Abstract:    Ovarian cancer does not occur very frequently (only 4% of cancers among women) but is mostly diagnosed at a late stage because of the lack of symptoms at an early stage. Therefore ovarian cancer is often called "the silent killer" and clinical management of this disease is complicated by several factors. Firstly, it is difficult to distinguish benign and malignant ovarian masses before surgery based solely on clinical and ultrasound data. A correct diagnosis still largely depends on the experience of the clinician. This distinction is important because there is a favourable effect on the prognosis if the patient is directed immediately to an ovarian cancer specialist when diagnosed with an ovarian mass. Secondly, in the case of early stage disease it is difficult to foresee if the tumor will recur or not after surgery. An option in early stage disease is to give adjuvant therapy after surgery (e.g., chemotherapy) although it is known that some patients would not benefit from it (since they will never have a relapse without adjuvant therapy and are cured whatsoever) and they would only be subjected to unnecessary toxicity.
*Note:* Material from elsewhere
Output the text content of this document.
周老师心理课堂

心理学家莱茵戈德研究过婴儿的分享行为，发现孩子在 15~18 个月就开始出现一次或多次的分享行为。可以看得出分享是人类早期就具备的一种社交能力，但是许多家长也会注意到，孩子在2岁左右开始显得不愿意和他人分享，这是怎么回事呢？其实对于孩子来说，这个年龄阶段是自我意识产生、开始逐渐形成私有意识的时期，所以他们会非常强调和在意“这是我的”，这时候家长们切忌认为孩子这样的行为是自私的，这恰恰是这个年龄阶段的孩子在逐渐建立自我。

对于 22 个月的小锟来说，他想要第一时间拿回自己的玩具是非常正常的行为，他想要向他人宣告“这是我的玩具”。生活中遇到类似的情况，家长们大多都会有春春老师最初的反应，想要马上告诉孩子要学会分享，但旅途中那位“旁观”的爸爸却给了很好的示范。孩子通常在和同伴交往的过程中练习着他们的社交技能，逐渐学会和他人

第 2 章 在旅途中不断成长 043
At this moment however, no reliable clinical parameters are available that can predict recurrence in early stage disease. A third issue concerns treatment in advanced stage disease (FIGO stage III or IV). Some tumors will prove to be resistant to platin based chemotherapy (platin resistance). Correct prediction of platin resistance would enable medical doctors to supply patients suffering from this disease with realistic information about their prognosis and enable optimal management strategies.
The goal of this research project is to construct models that are able to discriminate benign from malignant masses before surgery, to predict recurrence after surgery in early stage disease and to predict the response to platin based chemotherapy in advanced stage disease. To achieve this, we will use Bayesian networks to model and combine different types of data: clinical, ultrasound, proteomic and microarray data. Proteomic data can result in a better pre-operative distinction between benign and malignant ovarian masses while both microarray and proteomic data can enhance the performance when predicting recurrence or the response to therapy.
Bayesian networks are a marriage between probability theory and graph theory. A Bayesian network is a sparse way of writing down a joint probability distribution. They are white box models which is important when encountering medical problems. When confronted with a certain question they give a complete overview of the uncertainty of the answer. Moreover such models allow exploring the underlying mechanism that generated the data and discover new (possibly causal) connections between the variables. Additionally Bayesian networks allow to incorporate prior knowledge (e.g. expert information, relevant literature) into the model. This allows guiding model training in the right direction. The usage of prior knowledge is very important with small and medium sample sizes that often occur in medical problems.